I'd make you into mutton broth
As easily as kill a moth"

The sister raised her beaming eye
And looked on him indignantly
And sternly answered, "Only try!"

Off to the cook he quickly ran.
"Dear Cook, please lend a frying-pan
To me as quickly as you can."

And wherefore should I lend it you?"
"The reason, Cook, is plain to view.
I wish to make an Irish stew."

"What meat is in that stew to go?"
"My sister'll be the contents!"
"Oh"
"You'll lend the pan to me, Cook?"
"No!"

Moral: Never stew your sister.




Love Always.

Sunday, November 21, 2010

Dear Parents,

*this is the third installment in my Letter Writing Challenge. Previously, I've written to my best friend and my crush. In this edition, I'm supposed to write a letter to my parents. I was inspired by the 1963 classic "Hellow Muddah, Hello Faddah (A Letter From Camp)" by Allan Sherman.



Hello Muddah, hello Faddah,
Have you yet seen Harry Pottah?
I've not watched it, but my fam has
and both Ginny and big Hagrid they dressed up as.

They went to the midnight showing
so I fed them, 'fore their going.
We ate lamb chops, quite delicious,
but the side-dish preparations weren't judicious.

I was prideful of my harvest
broccoli, carrots -- let's be honest,
I was lacking clearest thinking
which explains my momentary cheeks a-pinking.

Time I should have spent in rinsing
I instead took up with mincing,
chopping veggies from my garden
never thinking that I'd have to beg for pardon.

Only as I acted waiter
did I spy the infiltrator.
Fried up with our belly-filler,
sat a little, greenish brownish caterpillar.

Here I was with a conundrum;
it's not like I could refund 'um,
anyway I wouldn't want to
ruin appetites that have nowhere to run to.

So I waited till they'd finished
to announced that I had sinned-ish
Even then, though, I withheld it
From HC whose stomach may have just expelled it.

Husband laughed and brother snorted,
(more humor than I had afforded)
making me feel slightly better --
though the poor caterpillar could not be deader.

In its mem'ry I decided
that this tale would be recited
to the blogging world I know of
Hoping that my fellow cooks, toward bugs, show more love.

The End.


Tuesday, November 9, 2010

Dear Crush


Dear Crush,

Where do I even start?

Look, I'm sorry that we haven't talked in a while. When was it even? The last time I remember seeing you around you were in a two-liter hanging out with that guy I was dating back in 2003, and, frankly, I thought it was a bit childish of him to even take you out. At the time, I blew you off, given my aversion to consuming things that look like they were poured directly out of glow-stick, but I've begun to see you with a new interest now that I realize what an incredible breadth of experience you have in the soft-drink capacity.

I mean, Red Licorice flavored Crush?
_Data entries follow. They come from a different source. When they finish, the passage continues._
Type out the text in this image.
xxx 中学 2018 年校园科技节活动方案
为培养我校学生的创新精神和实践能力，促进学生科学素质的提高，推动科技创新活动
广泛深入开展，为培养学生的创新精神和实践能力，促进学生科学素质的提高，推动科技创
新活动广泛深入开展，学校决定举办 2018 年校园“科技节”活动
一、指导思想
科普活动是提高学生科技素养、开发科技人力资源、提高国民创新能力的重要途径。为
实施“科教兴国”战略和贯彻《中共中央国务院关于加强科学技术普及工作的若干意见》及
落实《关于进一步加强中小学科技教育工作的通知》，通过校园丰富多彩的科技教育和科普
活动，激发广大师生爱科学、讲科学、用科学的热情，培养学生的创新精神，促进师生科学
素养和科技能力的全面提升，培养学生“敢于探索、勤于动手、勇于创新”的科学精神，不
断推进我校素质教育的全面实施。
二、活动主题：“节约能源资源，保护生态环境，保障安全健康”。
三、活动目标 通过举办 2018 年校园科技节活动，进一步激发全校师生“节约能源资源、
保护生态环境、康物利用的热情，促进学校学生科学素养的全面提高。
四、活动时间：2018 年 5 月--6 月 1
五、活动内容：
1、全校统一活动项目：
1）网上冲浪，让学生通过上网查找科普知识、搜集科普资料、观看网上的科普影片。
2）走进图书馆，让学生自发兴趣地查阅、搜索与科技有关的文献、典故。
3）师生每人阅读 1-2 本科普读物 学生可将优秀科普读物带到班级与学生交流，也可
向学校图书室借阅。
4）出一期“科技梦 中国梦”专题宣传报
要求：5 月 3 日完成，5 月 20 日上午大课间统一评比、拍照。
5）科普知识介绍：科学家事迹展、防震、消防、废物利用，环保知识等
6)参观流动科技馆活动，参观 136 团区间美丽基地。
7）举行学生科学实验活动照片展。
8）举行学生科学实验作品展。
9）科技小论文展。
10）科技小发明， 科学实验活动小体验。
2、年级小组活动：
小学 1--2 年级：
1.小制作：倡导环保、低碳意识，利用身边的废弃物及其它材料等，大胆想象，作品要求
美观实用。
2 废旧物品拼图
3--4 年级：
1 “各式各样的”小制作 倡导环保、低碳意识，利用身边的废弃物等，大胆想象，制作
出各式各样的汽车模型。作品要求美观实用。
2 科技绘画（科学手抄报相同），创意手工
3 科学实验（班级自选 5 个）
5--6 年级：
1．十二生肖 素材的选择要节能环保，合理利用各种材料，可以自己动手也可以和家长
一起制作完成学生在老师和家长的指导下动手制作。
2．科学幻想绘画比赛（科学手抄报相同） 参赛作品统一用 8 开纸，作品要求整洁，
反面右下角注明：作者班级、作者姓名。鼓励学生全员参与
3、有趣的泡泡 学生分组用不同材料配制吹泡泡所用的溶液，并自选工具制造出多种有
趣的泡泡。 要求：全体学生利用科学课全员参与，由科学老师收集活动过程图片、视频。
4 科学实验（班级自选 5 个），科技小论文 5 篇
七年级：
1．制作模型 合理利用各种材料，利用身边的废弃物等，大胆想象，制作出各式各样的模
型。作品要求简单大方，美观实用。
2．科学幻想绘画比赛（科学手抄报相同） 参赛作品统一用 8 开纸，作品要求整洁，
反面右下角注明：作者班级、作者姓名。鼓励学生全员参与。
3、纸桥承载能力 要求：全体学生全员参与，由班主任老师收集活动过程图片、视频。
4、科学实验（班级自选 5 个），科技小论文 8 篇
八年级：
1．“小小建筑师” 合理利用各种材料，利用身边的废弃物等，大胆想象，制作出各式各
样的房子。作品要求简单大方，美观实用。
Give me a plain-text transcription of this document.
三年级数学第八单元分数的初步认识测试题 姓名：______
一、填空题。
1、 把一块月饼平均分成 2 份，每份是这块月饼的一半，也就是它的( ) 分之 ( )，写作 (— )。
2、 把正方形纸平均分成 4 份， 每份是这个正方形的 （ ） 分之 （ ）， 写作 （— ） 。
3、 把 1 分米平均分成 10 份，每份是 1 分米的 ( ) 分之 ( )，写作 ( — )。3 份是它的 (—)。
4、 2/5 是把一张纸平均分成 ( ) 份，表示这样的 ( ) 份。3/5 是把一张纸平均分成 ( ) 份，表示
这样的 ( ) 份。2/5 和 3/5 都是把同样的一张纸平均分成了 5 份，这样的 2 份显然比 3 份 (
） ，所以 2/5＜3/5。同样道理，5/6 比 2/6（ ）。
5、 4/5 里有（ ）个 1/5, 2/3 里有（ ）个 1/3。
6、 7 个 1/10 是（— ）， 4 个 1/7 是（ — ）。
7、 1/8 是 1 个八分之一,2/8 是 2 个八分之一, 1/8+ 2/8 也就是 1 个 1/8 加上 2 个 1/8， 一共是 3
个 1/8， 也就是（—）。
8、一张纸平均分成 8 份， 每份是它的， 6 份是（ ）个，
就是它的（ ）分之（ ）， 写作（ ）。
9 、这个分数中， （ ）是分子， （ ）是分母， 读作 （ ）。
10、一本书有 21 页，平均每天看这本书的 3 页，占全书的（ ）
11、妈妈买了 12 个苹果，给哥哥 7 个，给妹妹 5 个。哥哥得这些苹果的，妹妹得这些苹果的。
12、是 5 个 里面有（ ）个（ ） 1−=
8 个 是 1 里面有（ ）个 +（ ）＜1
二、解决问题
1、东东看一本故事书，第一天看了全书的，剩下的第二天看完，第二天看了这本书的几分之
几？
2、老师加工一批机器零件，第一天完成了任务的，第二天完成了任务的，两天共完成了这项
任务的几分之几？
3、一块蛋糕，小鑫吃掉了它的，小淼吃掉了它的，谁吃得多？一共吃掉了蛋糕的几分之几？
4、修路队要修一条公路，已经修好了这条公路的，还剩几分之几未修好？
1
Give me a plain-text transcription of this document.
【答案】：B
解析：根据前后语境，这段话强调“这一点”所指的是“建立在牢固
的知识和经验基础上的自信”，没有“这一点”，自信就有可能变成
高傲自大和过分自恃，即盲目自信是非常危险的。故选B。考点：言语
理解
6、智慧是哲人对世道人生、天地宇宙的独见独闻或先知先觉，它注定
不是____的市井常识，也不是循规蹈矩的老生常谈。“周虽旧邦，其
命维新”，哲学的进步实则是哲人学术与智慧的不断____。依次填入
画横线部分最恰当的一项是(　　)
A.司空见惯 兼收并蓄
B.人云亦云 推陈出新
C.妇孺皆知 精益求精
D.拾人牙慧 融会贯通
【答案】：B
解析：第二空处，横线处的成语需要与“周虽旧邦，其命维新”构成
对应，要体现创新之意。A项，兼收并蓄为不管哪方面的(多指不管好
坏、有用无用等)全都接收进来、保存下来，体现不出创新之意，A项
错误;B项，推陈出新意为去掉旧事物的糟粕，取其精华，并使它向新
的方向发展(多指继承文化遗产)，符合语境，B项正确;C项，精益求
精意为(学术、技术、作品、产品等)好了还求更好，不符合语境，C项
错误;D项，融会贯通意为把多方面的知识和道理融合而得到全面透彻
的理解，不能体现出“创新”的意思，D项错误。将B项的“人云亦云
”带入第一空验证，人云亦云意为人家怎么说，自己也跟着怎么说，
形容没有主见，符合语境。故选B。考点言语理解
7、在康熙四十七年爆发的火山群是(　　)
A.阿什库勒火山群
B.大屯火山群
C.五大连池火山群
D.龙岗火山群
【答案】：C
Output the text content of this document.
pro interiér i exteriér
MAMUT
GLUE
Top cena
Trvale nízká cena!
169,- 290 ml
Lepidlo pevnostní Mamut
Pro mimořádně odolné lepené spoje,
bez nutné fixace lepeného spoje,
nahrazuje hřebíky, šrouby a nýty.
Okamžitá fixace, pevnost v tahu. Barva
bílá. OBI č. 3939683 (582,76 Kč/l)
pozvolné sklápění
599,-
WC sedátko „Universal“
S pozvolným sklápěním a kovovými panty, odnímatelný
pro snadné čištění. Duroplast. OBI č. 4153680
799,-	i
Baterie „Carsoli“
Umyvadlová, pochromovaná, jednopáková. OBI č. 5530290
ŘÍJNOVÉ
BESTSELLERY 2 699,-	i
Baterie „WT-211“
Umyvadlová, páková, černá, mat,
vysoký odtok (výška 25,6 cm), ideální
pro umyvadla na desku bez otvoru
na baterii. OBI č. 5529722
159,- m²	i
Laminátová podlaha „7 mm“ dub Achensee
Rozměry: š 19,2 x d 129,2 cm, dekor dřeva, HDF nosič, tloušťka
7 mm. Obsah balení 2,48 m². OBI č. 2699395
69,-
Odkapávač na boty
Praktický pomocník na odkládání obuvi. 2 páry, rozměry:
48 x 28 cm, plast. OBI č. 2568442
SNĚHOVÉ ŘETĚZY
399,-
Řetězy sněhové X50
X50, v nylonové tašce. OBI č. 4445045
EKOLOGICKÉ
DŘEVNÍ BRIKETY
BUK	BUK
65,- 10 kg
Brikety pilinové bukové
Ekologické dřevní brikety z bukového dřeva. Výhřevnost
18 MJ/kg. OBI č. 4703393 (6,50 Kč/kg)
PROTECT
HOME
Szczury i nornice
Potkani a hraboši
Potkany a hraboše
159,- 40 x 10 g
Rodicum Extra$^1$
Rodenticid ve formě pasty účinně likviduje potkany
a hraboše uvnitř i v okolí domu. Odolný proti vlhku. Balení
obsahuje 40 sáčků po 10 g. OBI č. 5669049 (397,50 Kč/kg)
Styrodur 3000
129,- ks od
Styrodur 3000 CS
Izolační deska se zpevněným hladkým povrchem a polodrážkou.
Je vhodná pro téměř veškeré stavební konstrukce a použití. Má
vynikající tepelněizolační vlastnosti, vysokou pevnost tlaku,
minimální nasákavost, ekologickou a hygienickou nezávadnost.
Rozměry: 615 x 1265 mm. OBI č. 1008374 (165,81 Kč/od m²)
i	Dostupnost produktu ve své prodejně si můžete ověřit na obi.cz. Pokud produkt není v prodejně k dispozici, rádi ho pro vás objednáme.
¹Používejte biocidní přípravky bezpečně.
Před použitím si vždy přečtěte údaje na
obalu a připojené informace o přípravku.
That's exotic. Pear? Intriguing.

Chocolate? Ok...that's just weird.

Anyway, I wanted to write and let you know that even when you feel like you're just the dumb little cousin of fancy-pants Fanta, I won't forget you. You were forever branded into my memory at Kelly's 13th birthday party when we were all swooning over JTT and the charm bracelet Kelly's Mom gave her. All of a sudden she got a sick look on her face, jumped up, and turning away from the cake table, puked her guts out into the swimming pool.

There you were, Orange Crush, mixed with the vestiges of her birthday lunch, hotdogs and Doritos, swirling your way through what was supposed to be the afternoon's entertainment. You were a neon-orange-mixed-with-chlorine-blue paisley reminder of what gluttony can do to a sensitive stomach.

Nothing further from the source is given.